Beyond that there is little agreement. How did she die?

Vera’s story becomes more convoluted when speaking of her cause of death. Possible suicide, a fatal fall down the steps of Knight Hall, where her neck was broken as she tried to get to her lover whom she had seen standing outside, an Indian massacre or murder by gunshot. It depends on who is telling the story.

Over the years, Vera has garnered much coverage because of her “hauntings.”

According to a report published in the spring 1981 issue of “Pacific Today,” a seance was held with a Ouija board in 1969 at which a spirit said her name was “Vera Herrick” and she had been an Indian student at the university from 1883 to 1887, during the same period when her alleged father, the Reverend John Herrick, was president of Pacific.

Another seance, mentioned in an Index article, suggested that she was 18 years old when she died and that her death was the result of a gunshot wound.

Using these “facts” from the seances, researchers in the library archive department have attempted to locate a woman with the name of Vera in Pacific records. The only Vera that was ever found was Vera Carolyn Jackson from Hood River, Ore. who was a music student, but who attended the university in 1902 to 1904.
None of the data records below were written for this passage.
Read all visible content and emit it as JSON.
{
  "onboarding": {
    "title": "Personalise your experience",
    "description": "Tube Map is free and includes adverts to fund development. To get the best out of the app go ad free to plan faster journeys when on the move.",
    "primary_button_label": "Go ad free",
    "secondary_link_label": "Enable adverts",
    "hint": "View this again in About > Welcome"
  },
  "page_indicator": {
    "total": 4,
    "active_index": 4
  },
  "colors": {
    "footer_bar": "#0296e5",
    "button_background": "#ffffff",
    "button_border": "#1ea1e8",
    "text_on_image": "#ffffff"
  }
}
Research was also done on the Rev. Herrick and his family tree. He never had a daughter named Vera, though he was president during the time the spirit gave as dates of attendance in the 1969 seance.
The other issue with the current perception of “Vera” is that she haunts Knight Hall because she was a music student. Based upon the timeline of Knight Hall itself, there is no way either Vera, Herrick or Jackson, would have been a participant in the music program in Knight Hall. The building did not become home to the music department until 1959, long after either would have left the university.

In addition, accounts of the apparent hauntings in Knight Hall date back to 1949, a full 10 years before the building had anything to do with the music department. During the late 1940s, the building was instead a women’s dormitory.

When the university tried to move Vera to the new music facility, Taylor Meade, in 1993, they took a stained glass window from the upper floor of Knight Hall and held a processional in which they carried the window to the new building. However, the pane was later replaced in Knight Hall because Vera wouldn’t move.

Based upon the discrepancy between when either Vera could have attended Pacific, it seems unlikely that her connection to the university is music. It seems far more likely that she is connected to Knight Hall itself for one reason or another.

It also seems unlikely that either “Vera” Herrick or Jackson is the spirit of the hall, because that would have meant the spirit had waited quite a long time to come back to Knight Hall and begin making herself known, assuming either died during their time at Pacific.

Because of a lack of being able to connect the dots between the timeline of the building and the “facts” given during the two seances, it appears the story we tell and retell and change and add to is far from a plausible description of the spirit who resides on campus.

Perhaps it is time to give up the stories we currently tell and consider that our friendly spirit may not be named Vera at all and that she is likely so connected with Knight Hall for some other reason than that of being a dedicated music student. It sounds like it is time for another seance.